Setting a handler will start a new dedicated signal handling thread where we execute the handler each time we receive a Ctrl+C signal. There can only be one handler, you would typically set one at the start of your program.

§Example

use std::sync::atomic::{AtomicBool, Ordering};
use std::sync::Arc;

fn main() {
    let running = Arc::new(AtomicBool::new(true));
    let r = running.clone();

    let handle = ctrlc2::set_handler(move || {
        r.store(false, Ordering::SeqCst);
        true
    }).expect("Error setting Ctrl-C handler");

    println!("Waiting for Ctrl-C...");
    while running.load(Ordering::SeqCst) {}
    println!("Got it! Exiting...");
    handle.join().unwrap();
}

§Handling SIGTERM and SIGHUP

Handling of SIGTERM and SIGHUP can be enabled with termination feature.
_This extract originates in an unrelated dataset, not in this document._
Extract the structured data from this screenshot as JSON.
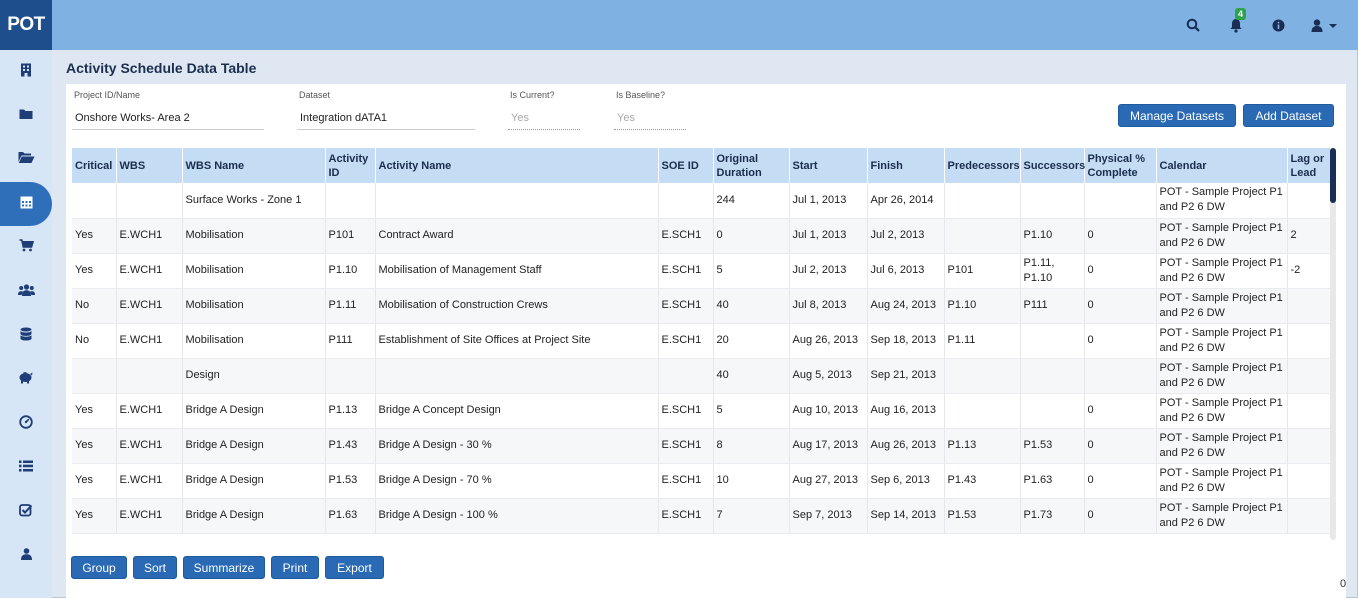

If this is enabled, the handler specified by set_handler() will be executed for SIGINT, SIGTERM and SIGHUP.

Enums§

  • Ctrl-C error.
  • A cross-platform way to represent Ctrl-C or program termination signal. Other signals/events are supported via Other-variant.

Functions§

  • Register signal handler for Ctrl-C.
  • The same as ctrlc2::set_handler but errors if a handler already exists for the signal(s).